Is {1, -1, 1, -1, 1, -1 ... } normally distributed?

seemorr Wrote:
-------------------------------------------------------
> What? Really?
> So for the set {1, -1, 1, -1, 1, -1 ... } the
> standard deviation is 1.2533?

Viceroy

MathMan's derivation is correct. If you use

E(|x|)=(2/(sqrt(2pi)*sigma)*intergral from 0 to infinity of x*exp(-x^2/2sigma^2)dx, then change variable (for example, y = x^2/2sigma^2), you will get his formula.

Since the question was about normal distribution with zero mean, the answer is correct. If distributional assumption is different, the answer would be different as well. If you'd like to come up with a range of values for a wide range of symmetric distributions, you can try to minimize and maximize sqrt((1/n)*sum(x_k^2)) given 1/n*(sum(x_k^2))=1% and all x_k>=0. That might a fun problem to think about.

ba736

Oh I guess {1, -1, 1, -1 ...} isn't normally distributed ...

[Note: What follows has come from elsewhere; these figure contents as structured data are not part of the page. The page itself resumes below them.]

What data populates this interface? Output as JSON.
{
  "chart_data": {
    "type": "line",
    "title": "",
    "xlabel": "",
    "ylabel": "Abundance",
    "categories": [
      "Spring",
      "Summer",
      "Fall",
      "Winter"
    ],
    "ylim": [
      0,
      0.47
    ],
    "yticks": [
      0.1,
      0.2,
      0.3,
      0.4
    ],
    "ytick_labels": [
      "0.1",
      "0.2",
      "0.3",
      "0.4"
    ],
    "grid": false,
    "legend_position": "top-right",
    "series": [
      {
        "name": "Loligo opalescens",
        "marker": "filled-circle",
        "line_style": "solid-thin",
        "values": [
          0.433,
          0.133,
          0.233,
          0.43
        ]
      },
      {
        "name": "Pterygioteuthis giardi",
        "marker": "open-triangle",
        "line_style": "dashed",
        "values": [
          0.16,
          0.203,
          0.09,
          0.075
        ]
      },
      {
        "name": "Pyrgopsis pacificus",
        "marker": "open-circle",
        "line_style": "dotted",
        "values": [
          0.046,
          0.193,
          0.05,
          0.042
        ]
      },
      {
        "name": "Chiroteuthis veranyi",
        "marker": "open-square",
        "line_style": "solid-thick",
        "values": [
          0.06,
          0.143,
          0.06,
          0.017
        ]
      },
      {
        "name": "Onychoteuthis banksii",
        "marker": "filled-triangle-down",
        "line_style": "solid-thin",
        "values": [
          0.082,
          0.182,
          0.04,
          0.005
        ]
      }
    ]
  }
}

Edited 1 time(s). Last edit at Tuesday, June 21, 2011 at 04:37PM by seemorr.

lucasg85

Not true that "{1, -1, 1, -1, 1, -1 ...} is clearly normally distributed"

If your pattern contains only 1's and -1s , how can it be normally distributed? Every normal distribution chart I've seen is shaped like a bell ( hence bell shaped curve).

The pattern of alternating 1's and -1s results in a frequency diagram with two vertical , equal height lines , one at +1 and one at -1

lunarfollies

Variance bound is [E(|x|)^2 – E(x)^2, inf).

Regarding the variance bounds for this type of problem, the following is true regardless of symmetry.

Var(|x|) = E(|x|^2) – E(|x|)^2 = E(x^2) – E(|x|)^2
Var(x) = E(x^2) – E(x)^2

So, Var(|x|) + E(|x|)^2 = Var(x) + E(x)^2

In this case, E(|x|) = 1 and E(x) = 0. So,

Var(|x|) + 1 = Var(x)

Since we know Var(|x|) >= 0 then the minimum value of Var(x) is 0 + 1 = 1. Seemorr already produced a distribution where Var(|x|) = 0 is possible. (Generally the minimum is E(|x|)^2 – E(x)^2, note that E(|x|)^2 >= E(x)^2)

So what is the max….well, assume a case where the distribution of |x| is lognormal. It should be clear that when we set E(|x|) = 1 (or any constant), Var(|x|) is unbounded above.

This is far from mathematical proof but it should also be obvious from above that combinations of seemorr’s distribution and a lognormal distribution for |x| should be able to produce a set where E(|x|) = 1, E(x) = 0, and Var(x) is equal to whatever we want.